High-Performance Walls: Page 2 of 6

I-Joist Walls
Repurposing Floor Joists for Superinsulated Houses

Walls framed conventionally with dimensional lumber have two big energy-efficiency problems: there’s not enough room for insulation, and there’s a good deal of thermal bridging—heat transfer through the framing. But modern techniques are addressing those issues.
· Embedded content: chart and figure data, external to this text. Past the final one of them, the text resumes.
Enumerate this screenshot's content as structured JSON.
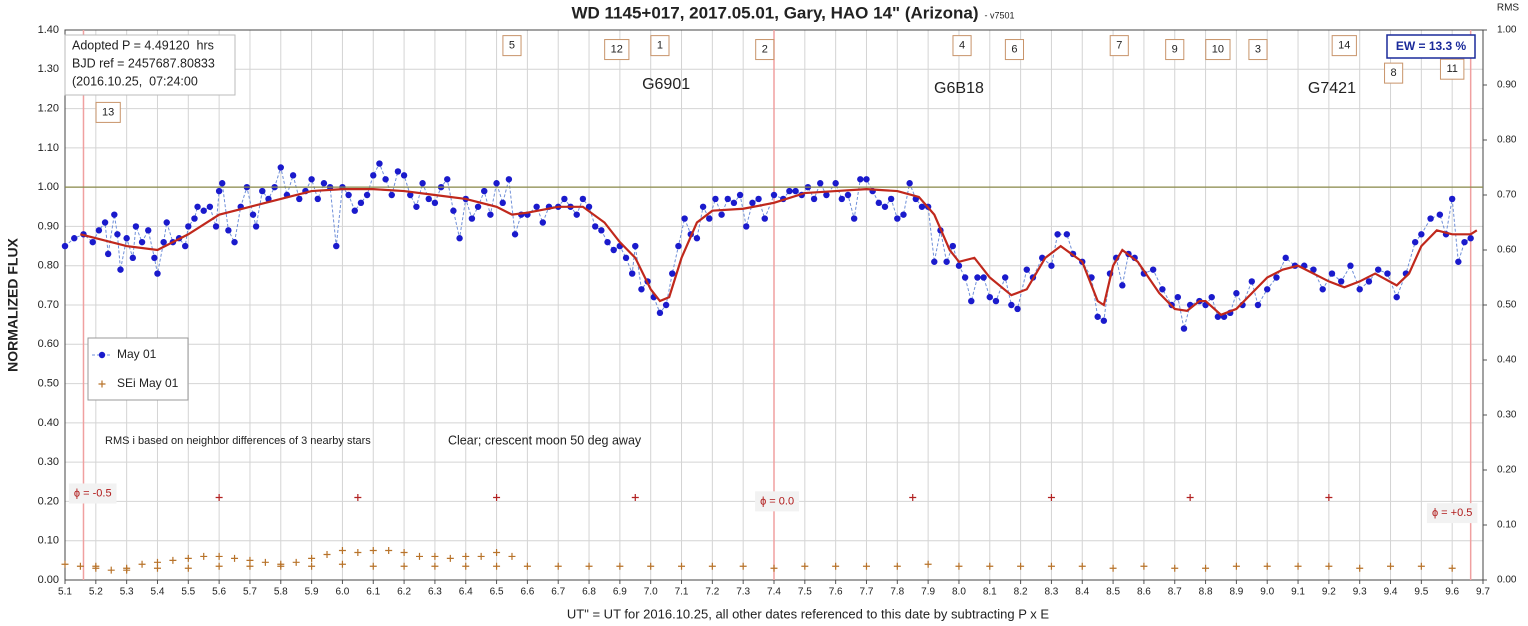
{
  "chart_data": {
    "type": "scatter",
    "title": "WD 1145+017, 2017.05.01, Gary, HAO 14\" (Arizona)",
    "subtitle": "- v7501",
    "x_label": "UT\" = UT for 2016.10.25, all other dates referenced to this date by subtracting P x E",
    "y_label": "NORMALIZED FLUX",
    "y2_label": "RMS",
    "xlim": [
      5.1,
      9.7
    ],
    "ylim": [
      0,
      1.4
    ],
    "y2lim": [
      0,
      1.0
    ],
    "grid": true,
    "xticks": [
      5.1,
      5.2,
      5.3,
      5.4,
      5.5,
      5.6,
      5.7,
      5.8,
      5.9,
      {
        "value": 6,
        "label": "6.0"
      },
      6.1,
      6.2,
      6.3,
      6.4,
      6.5,
      6.6,
      6.7,
      6.8,
      6.9,
      {
        "value": 7,
        "label": "7.0"
      },
      7.1,
      7.2,
      7.3,
      7.4,
      7.5,
      7.6,
      7.7,
      7.8,
      7.9,
      {
        "value": 8,
        "label": "8.0"
      },
      8.1,
      8.2,
      8.3,
      8.4,
      8.5,
      8.6,
      8.7,
      8.8,
      8.9,
      {
        "value": 9,
        "label": "9.0"
      },
      9.1,
      9.2,
      9.3,
      9.4,
      9.5,
      9.6,
      9.7
    ],
    "yticks": [
      {
        "value": 0,
        "label": "0.00"
      },
      {
        "value": 0.1,
        "label": "0.10"
      },
      {
        "value": 0.2,
        "label": "0.20"
      },
      {
        "value": 0.3,
        "label": "0.30"
      },
      {
        "value": 0.4,
        "label": "0.40"
      },
      {
        "value": 0.5,
        "label": "0.50"
      },
      {
        "value": 0.6,
        "label": "0.60"
      },
      {
        "value": 0.7,
        "label": "0.70"
      },
      {
        "value": 0.8,
        "label": "0.80"
      },
      {
        "value": 0.9,
        "label": "0.90"
      },
      {
        "value": 1.0,
        "label": "1.00"
      },
      {
        "value": 1.1,
        "label": "1.10"
      },
      {
        "value": 1.2,
        "label": "1.20"
      },
      {
        "value": 1.3,
        "label": "1.30"
      },
      {
        "value": 1.4,
        "label": "1.40"
      }
    ],
    "y2ticks": [
      {
        "value": 0,
        "label": "0.00"
      },
      {
        "value": 0.1,
        "label": "0.10"
      },
      {
        "value": 0.2,
        "label": "0.20"
      },
      {
        "value": 0.3,
        "label": "0.30"
      },
      {
        "value": 0.4,
        "label": "0.40"
      },
      {
        "value": 0.5,
        "label": "0.50"
      },
      {
        "value": 0.6,
        "label": "0.60"
      },
      {
        "value": 0.7,
        "label": "0.70"
      },
      {
        "value": 0.8,
        "label": "0.80"
      },
      {
        "value": 0.9,
        "label": "0.90"
      },
      {
        "value": 1.0,
        "label": "1.00"
      }
    ],
    "series": [
      {
        "name": "May 01",
        "color": "#1a1acc",
        "line_color": "#6f8fd8",
        "line": "dashed",
        "marker": "circle",
        "legend": true,
        "x": [
          5.1,
          5.13,
          5.16,
          5.19,
          5.21,
          5.23,
          5.24,
          5.26,
          5.27,
          5.28,
          5.3,
          5.32,
          5.33,
          5.35,
          5.37,
          5.39,
          5.4,
          5.42,
          5.43,
          5.45,
          5.47,
          5.49,
          5.5,
          5.52,
          5.53,
          5.55,
          5.57,
          5.59,
          5.6,
          5.61,
          5.63,
          5.65,
          5.67,
          5.69,
          5.71,
          5.72,
          5.74,
          5.76,
          5.78,
          5.8,
          5.82,
          5.84,
          5.86,
          5.88,
          5.9,
          5.92,
          5.94,
          5.96,
          5.98,
          6.0,
          6.02,
          6.04,
          6.06,
          6.08,
          6.1,
          6.12,
          6.14,
          6.16,
          6.18,
          6.2,
          6.22,
          6.24,
          6.26,
          6.28,
          6.3,
          6.32,
          6.34,
          6.36,
          6.38,
          6.4,
          6.42,
          6.44,
          6.46,
          6.48,
          6.5,
          6.52,
          6.54,
          6.56,
          6.58,
          6.6,
          6.63,
          6.65,
          6.67,
          6.7,
          6.72,
          6.74,
          6.76,
          6.78,
          6.8,
          6.82,
          6.84,
          6.86,
          6.88,
          6.9,
          6.92,
          6.94,
          6.95,
          6.97,
          6.99,
          7.01,
          7.03,
          7.05,
          7.07,
          7.09,
          7.11,
          7.13,
          7.15,
          7.17,
          7.19,
          7.21,
          7.23,
          7.25,
          7.27,
          7.29,
          7.31,
          7.33,
          7.35,
          7.37,
          7.4,
          7.43,
          7.45,
          7.47,
          7.49,
          7.51,
          7.53,
          7.55,
          7.57,
          7.6,
          7.62,
          7.64,
          7.66,
          7.68,
          7.7,
          7.72,
          7.74,
          7.76,
          7.78,
          7.8,
          7.82,
          7.84,
          7.86,
          7.88,
          7.9,
          7.92,
          7.94,
          7.96,
          7.98,
          8.0,
          8.02,
          8.04,
          8.06,
          8.08,
          8.1,
          8.12,
          8.15,
          8.17,
          8.19,
          8.22,
          8.24,
          8.27,
          8.3,
          8.32,
          8.35,
          8.37,
          8.4,
          8.43,
          8.45,
          8.47,
          8.49,
          8.51,
          8.53,
          8.55,
          8.57,
          8.6,
          8.63,
          8.66,
          8.69,
          8.71,
          8.73,
          8.75,
          8.78,
          8.8,
          8.82,
          8.84,
          8.86,
          8.88,
          8.9,
          8.92,
          8.95,
          8.97,
          9.0,
          9.03,
          9.06,
          9.09,
          9.12,
          9.15,
          9.18,
          9.21,
          9.24,
          9.27,
          9.3,
          9.33,
          9.36,
          9.39,
          9.42,
          9.45,
          9.48,
          9.5,
          9.53,
          9.56,
          9.58,
          9.6,
          9.62,
          9.64,
          9.66
        ],
        "values": [
          0.85,
          0.87,
          0.88,
          0.86,
          0.89,
          0.91,
          0.83,
          0.93,
          0.88,
          0.79,
          0.87,
          0.82,
          0.9,
          0.86,
          0.89,
          0.82,
          0.78,
          0.86,
          0.91,
          0.86,
          0.87,
          0.85,
          0.9,
          0.92,
          0.95,
          0.94,
          0.95,
          0.9,
          0.99,
          1.01,
          0.89,
          0.86,
          0.95,
          1.0,
          0.93,
          0.9,
          0.99,
          0.97,
          1.0,
          1.05,
          0.98,
          1.03,
          0.97,
          0.99,
          1.02,
          0.97,
          1.01,
          1.0,
          0.85,
          1.0,
          0.98,
          0.94,
          0.96,
          0.98,
          1.03,
          1.06,
          1.02,
          0.98,
          1.04,
          1.03,
          0.98,
          0.95,
          1.01,
          0.97,
          0.96,
          1.0,
          1.02,
          0.94,
          0.87,
          0.97,
          0.92,
          0.95,
          0.99,
          0.93,
          1.01,
          0.96,
          1.02,
          0.88,
          0.93,
          0.93,
          0.95,
          0.91,
          0.95,
          0.95,
          0.97,
          0.95,
          0.93,
          0.97,
          0.95,
          0.9,
          0.89,
          0.86,
          0.84,
          0.85,
          0.82,
          0.78,
          0.85,
          0.74,
          0.76,
          0.72,
          0.68,
          0.7,
          0.78,
          0.85,
          0.92,
          0.88,
          0.87,
          0.95,
          0.92,
          0.97,
          0.93,
          0.97,
          0.96,
          0.98,
          0.9,
          0.96,
          0.97,
          0.92,
          0.98,
          0.97,
          0.99,
          0.99,
          0.98,
          1.0,
          0.97,
          1.01,
          0.98,
          1.01,
          0.97,
          0.98,
          0.92,
          1.02,
          1.02,
          0.99,
          0.96,
          0.95,
          0.97,
          0.92,
          0.93,
          1.01,
          0.97,
          0.95,
          0.95,
          0.81,
          0.89,
          0.81,
          0.85,
          0.8,
          0.77,
          0.71,
          0.77,
          0.77,
          0.72,
          0.71,
          0.77,
          0.7,
          0.69,
          0.79,
          0.77,
          0.82,
          0.8,
          0.88,
          0.88,
          0.83,
          0.81,
          0.77,
          0.67,
          0.66,
          0.78,
          0.82,
          0.75,
          0.83,
          0.82,
          0.78,
          0.79,
          0.74,
          0.7,
          0.72,
          0.64,
          0.7,
          0.71,
          0.7,
          0.72,
          0.67,
          0.67,
          0.68,
          0.73,
          0.7,
          0.76,
          0.7,
          0.74,
          0.77,
          0.82,
          0.8,
          0.8,
          0.79,
          0.74,
          0.78,
          0.76,
          0.8,
          0.74,
          0.76,
          0.79,
          0.78,
          0.72,
          0.78,
          0.86,
          0.88,
          0.92,
          0.93,
          0.88,
          0.97,
          0.81,
          0.86,
          0.87
        ]
      },
      {
        "name": "SEi May 01",
        "color": "#b8732a",
        "line": "none",
        "marker": "plus",
        "legend": true,
        "axis": "y",
        "x": [
          5.1,
          5.2,
          5.3,
          5.4,
          5.5,
          5.6,
          5.7,
          5.8,
          5.9,
          6.0,
          6.1,
          6.2,
          6.3,
          6.4,
          6.5,
          6.6,
          6.7,
          6.8,
          6.9,
          7.0,
          7.1,
          7.2,
          7.3,
          7.4,
          7.5,
          7.6,
          7.7,
          7.8,
          7.9,
          8.0,
          8.1,
          8.2,
          8.3,
          8.4,
          8.5,
          8.6,
          8.7,
          8.8,
          8.9,
          9.0,
          9.1,
          9.2,
          9.3,
          9.4,
          9.5,
          9.6,
          5.15,
          5.2,
          5.25,
          5.3,
          5.35,
          5.4,
          5.45,
          5.5,
          5.55,
          5.6,
          5.65,
          5.7,
          5.75,
          5.8,
          5.85,
          5.9,
          5.95,
          6.0,
          6.05,
          6.1,
          6.15,
          6.2,
          6.25,
          6.3,
          6.35,
          6.4,
          6.45,
          6.5,
          6.55
        ],
        "values": [
          0.04,
          0.035,
          0.025,
          0.03,
          0.03,
          0.035,
          0.035,
          0.035,
          0.035,
          0.04,
          0.035,
          0.035,
          0.035,
          0.035,
          0.035,
          0.035,
          0.035,
          0.035,
          0.035,
          0.035,
          0.035,
          0.035,
          0.035,
          0.03,
          0.035,
          0.035,
          0.035,
          0.035,
          0.04,
          0.035,
          0.035,
          0.035,
          0.035,
          0.035,
          0.03,
          0.035,
          0.03,
          0.03,
          0.035,
          0.035,
          0.035,
          0.035,
          0.03,
          0.035,
          0.035,
          0.03,
          0.035,
          0.03,
          0.025,
          0.03,
          0.04,
          0.045,
          0.05,
          0.055,
          0.06,
          0.06,
          0.055,
          0.05,
          0.045,
          0.04,
          0.045,
          0.055,
          0.065,
          0.075,
          0.07,
          0.075,
          0.075,
          0.07,
          0.06,
          0.06,
          0.055,
          0.06,
          0.06,
          0.07,
          0.06
        ]
      },
      {
        "color": "#c0281c",
        "line": "solid",
        "marker": "none",
        "width": 2.2,
        "x": [
          5.15,
          5.2,
          5.3,
          5.4,
          5.5,
          5.6,
          5.7,
          5.8,
          5.9,
          6.0,
          6.1,
          6.2,
          6.3,
          6.4,
          6.5,
          6.55,
          6.6,
          6.7,
          6.78,
          6.85,
          6.9,
          6.95,
          7.0,
          7.03,
          7.06,
          7.1,
          7.15,
          7.2,
          7.3,
          7.4,
          7.5,
          7.6,
          7.7,
          7.8,
          7.87,
          7.92,
          7.97,
          8.0,
          8.05,
          8.1,
          8.17,
          8.22,
          8.28,
          8.33,
          8.4,
          8.45,
          8.47,
          8.5,
          8.53,
          8.58,
          8.65,
          8.7,
          8.74,
          8.78,
          8.8,
          8.85,
          8.9,
          8.95,
          9.0,
          9.05,
          9.1,
          9.15,
          9.2,
          9.25,
          9.3,
          9.35,
          9.42,
          9.46,
          9.5,
          9.55,
          9.6,
          9.66,
          9.68
        ],
        "values": [
          0.88,
          0.87,
          0.85,
          0.84,
          0.88,
          0.93,
          0.95,
          0.97,
          0.99,
          0.995,
          0.995,
          0.99,
          0.98,
          0.97,
          0.95,
          0.93,
          0.935,
          0.95,
          0.95,
          0.91,
          0.86,
          0.82,
          0.74,
          0.71,
          0.72,
          0.82,
          0.91,
          0.94,
          0.945,
          0.96,
          0.985,
          0.99,
          0.995,
          0.99,
          0.975,
          0.93,
          0.84,
          0.81,
          0.82,
          0.77,
          0.725,
          0.74,
          0.82,
          0.85,
          0.81,
          0.71,
          0.7,
          0.8,
          0.84,
          0.81,
          0.73,
          0.69,
          0.685,
          0.71,
          0.71,
          0.675,
          0.69,
          0.73,
          0.77,
          0.79,
          0.8,
          0.78,
          0.76,
          0.745,
          0.76,
          0.78,
          0.75,
          0.78,
          0.85,
          0.89,
          0.88,
          0.88,
          0.89
        ]
      },
      {
        "color": "#8a8a4a",
        "line": "solid",
        "marker": "none",
        "width": 1.2,
        "x": [
          5.1,
          9.7
        ],
        "values": [
          1.0,
          1.0
        ]
      }
    ],
    "hour_marks": {
      "color": "#b22222",
      "x": [
        5.6,
        6.05,
        6.5,
        6.95,
        7.85,
        8.3,
        8.75,
        9.2
      ],
      "values": [
        0.21,
        0.21,
        0.21,
        0.21,
        0.21,
        0.21,
        0.21,
        0.21
      ]
    },
    "phase_lines": {
      "color": "#f0a0a0",
      "x": [
        5.16,
        7.4,
        9.66
      ]
    },
    "annotations": [
      {
        "text": "5",
        "x": 6.55,
        "y": 1.36,
        "style": "box"
      },
      {
        "text": "12",
        "x": 6.89,
        "y": 1.35,
        "style": "box"
      },
      {
        "text": "1",
        "x": 7.03,
        "y": 1.36,
        "style": "box"
      },
      {
        "text": "2",
        "x": 7.37,
        "y": 1.35,
        "style": "box"
      },
      {
        "text": "4",
        "x": 8.01,
        "y": 1.36,
        "style": "box"
      },
      {
        "text": "6",
        "x": 8.18,
        "y": 1.35,
        "style": "box"
      },
      {
        "text": "7",
        "x": 8.52,
        "y": 1.36,
        "style": "box"
      },
      {
        "text": "9",
        "x": 8.7,
        "y": 1.35,
        "style": "box"
      },
      {
        "text": "10",
        "x": 8.84,
        "y": 1.35,
        "style": "box"
      },
      {
        "text": "3",
        "x": 8.97,
        "y": 1.35,
        "style": "box"
      },
      {
        "text": "14",
        "x": 9.25,
        "y": 1.36,
        "style": "box"
      },
      {
        "text": "8",
        "x": 9.41,
        "y": 1.29,
        "style": "box"
      },
      {
        "text": "11",
        "x": 9.6,
        "y": 1.3,
        "style": "box"
      },
      {
        "text": "13",
        "x": 5.24,
        "y": 1.19,
        "style": "box"
      },
      {
        "text": "G6901",
        "x": 7.05,
        "y": 1.26,
        "style": "plain"
      },
      {
        "text": "G6B18",
        "x": 8.0,
        "y": 1.25,
        "style": "plain"
      },
      {
        "text": "G7421",
        "x": 9.21,
        "y": 1.25,
        "style": "plain"
      },
      {
        "text": "ϕ = -0.5",
        "x": 5.19,
        "y": 0.22,
        "style": "phase"
      },
      {
        "text": "ϕ = 0.0",
        "x": 7.41,
        "y": 0.2,
        "style": "phase"
      },
      {
        "text": "ϕ = +0.5",
        "x": 9.6,
        "y": 0.17,
        "style": "phase"
      }
    ],
    "info": [
      "Adopted P = 4.49120  hrs",
      "BJD ref = 2457687.80833",
      "(2016.10.25,  07:24:00"
    ],
    "ew": "EW = 13.3 %",
    "notes": [
      "RMS i based on neighbor differences of 3 nearby stars",
      "Clear; crescent moon 50 deg away"
    ]
  }
}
The Passivhaus concept. Katrin Klingenberg found a way around both of those issues and designed a house in Urbana, Illinois, to the performance standards of Germany’s Passivhaus Institute. Instead of framing with dimensional lumber, she used 12-inch-deep I-joists for the walls and wrapped the outside with a 2-inch layer of rigid foam insulation. Wall cavities were filled with blown-in fiberglass for about R-60. Walls were balloon-framed, meaning the I-joists run uninterrupted from the foundation to the top plate, eliminating heat loss through a rim joist between floors.

I-joists are usually used in floor framing, not walls. But their thin webs of oriented strand board reduce thermal bridging, and their depth provides lots of room for insulation. I-joists, however, aren’t as stiff as dimensional lumber, and using them for wall framing requires a slightly different technique. Both sides of the I-joist, for example, need structural sheathing to prevent their flanges from bending or flexing.

Klingenberg, the executive director of the Passive House Institute US, no longer uses I-joists as weight-bearing components in walls. Instead, she builds structural 2-by-4 walls, sheaths them with OSB, and bolts I-joists to the outside. “It’s easier to get inspectors to sign off this way,” she says.

Larsen trusses. I-joist walls are similar to Larsen trusses, developed by Edmonton, Alberta, builder John Larsen in the early 1980s. Like the newer I-joist technique, Larsen trusses do not carry any of the roof loads. They can be made on site with 2-by-2s that are connected by small gussets of 3/8-inch plywood. When completed, the truss looks something like a ladder. Trusses are attached to the outside of sheathing that covers a 2-by-4 or 2-by-6 wall, and then sheathed on the outside before the siding is applied. Wall R-values can easily top 40.

Larsen says the trusses arose as a faster alternative to a double stud-wall design. Houses built with Larsen trusses are not only well-insulated but also can be very tight; one 4,500-square-foot house had an air-leakage rate of only 0.80 ACH at 50 pascals—almost “tight” enough to meet very stringent Passivhaus standards. An air barrier applied over the sheathing is less likely to have penetrations in it. Also, dense-pack cellulose at that thickness, while not technically an air barrier, is a lot more effective compared to something like fiberglass batts.

One advantage of this method is that trusses can be built on site from relatively low-cost materials. Blown-in fiberglass or cellulose costs less than sprayed polyurethane foam, but at 10 inches or 12 inches thick makes high R-values and low thermal bridging. On the down side, these extra-thick walls require special detailing for doors and windows.